速人の愛情は、一途というだけでは説明できないほど深くて重い。
何十年も仁奈の帰りを待ち続け、最期の瞬間まで仁奈を想い続けた彼が、再び生まれ変わり、赤ん坊の頃から記憶を持ったまま
“ただ仁奈に会うためだけに人生を歩んできた”という事実。
この執着は狂気じみているのに、まっすぐで純度が高く、読んでいて胸が痛くなるほどでした。
仁奈も、再会したことで心が再び動き出し、異世界で抱えた気持ちに向き合っていく過程が丁寧に描かれていて、「好きになってはいけない」と抑え込んできた想いが少しずつ溢れていく様子がとても美しかったです。
また、速人の嫉妬深さや独占欲が
この作品の面白さと甘さを大きく引き上げています。
仁奈が他の男性と話すだけで拗ねる、好きすぎて挙動不審になる。
アイドルなのにこんなに可愛くて大丈夫?と思うほどの愛情表現が、切なさと同時に強烈な愛しさを生んでいました。

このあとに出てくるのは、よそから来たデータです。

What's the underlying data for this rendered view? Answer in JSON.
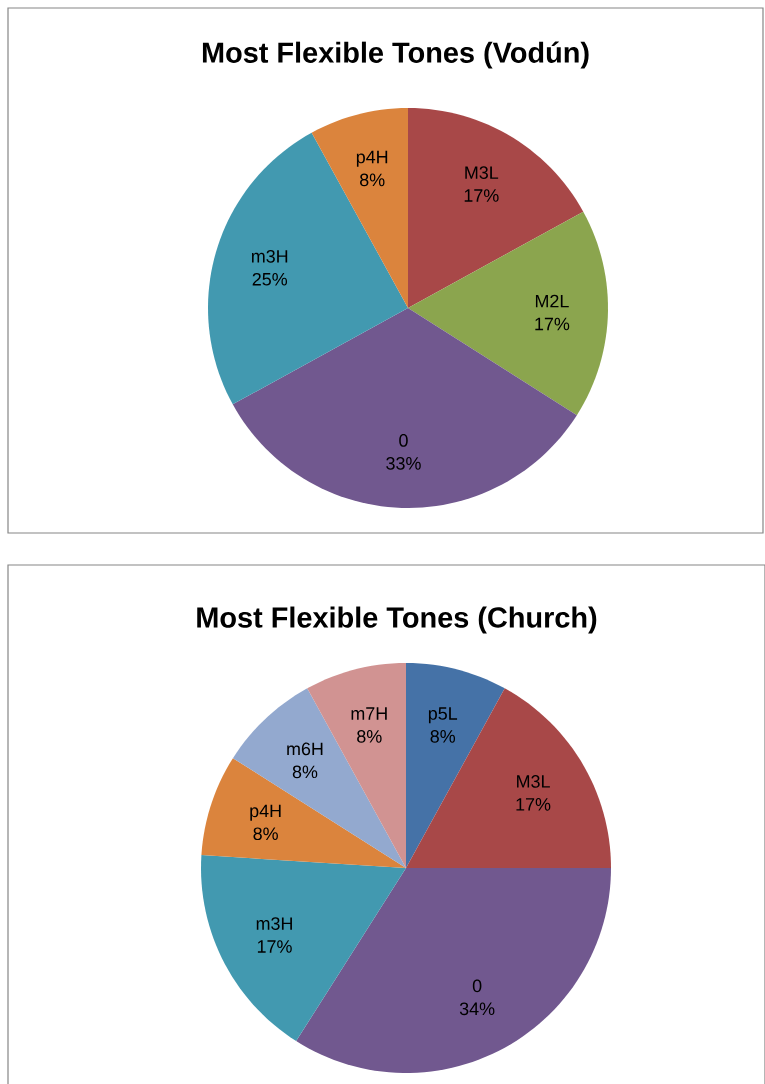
{
  "chart_data": [
    {
      "type": "pie",
      "title": "Most Flexible Tones (Vodún)",
      "categories": [
        "M3L",
        "M2L",
        "0",
        "m3H",
        "p4H"
      ],
      "values": [
        17,
        17,
        33,
        25,
        8
      ],
      "value_labels": [
        "17%",
        "17%",
        "33%",
        "25%",
        "8%"
      ],
      "colors": [
        "#a84848",
        "#8ba54e",
        "#71588f",
        "#4299b0",
        "#db843d"
      ]
    },
    {
      "type": "pie",
      "title": "Most Flexible Tones (Church)",
      "categories": [
        "p5L",
        "M3L",
        "0",
        "m3H",
        "p4H",
        "m6H",
        "m7H"
      ],
      "values": [
        8,
        17,
        34,
        17,
        8,
        8,
        8
      ],
      "value_labels": [
        "8%",
        "17%",
        "34%",
        "17%",
        "8%",
        "8%",
        "8%"
      ],
      "colors": [
        "#4572a7",
        "#a84848",
        "#71588f",
        "#4299b0",
        "#db843d",
        "#93a9cf",
        "#d19392"
      ]
    }
  ]
}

後半の暴露騒動も、仁奈を守るために最初に心配するのが
“自分の立場”ではなく“仁奈の心”である速人の姿勢に胸を打たれました。
転聖という作品への誠実さと、仁奈個人への深い愛情、どちらも守ろうとする真摯さは本当に魅力的でした。
そして、仁奈が速人に向けて
「あの時、アークトチスに残ったと思う」と伝える場面。
これは物語の中でも屈指の名シーンでした。
読んでいて涙腺がじわっと熱くなるほど。
二人の再会が“奇跡ではなく必然”だったと感じた瞬間です。
プロポーズ、そしてエピローグまで、異世界で結ばれなかった恋が、現代で丁寧に結び直されていくこの流れに、最後まで心をぎゅっと掴まれっぱなしでした。
甘さも切なさも愛情も、全てが濃厚で美しく、読後には幸福感がふわっと残りました。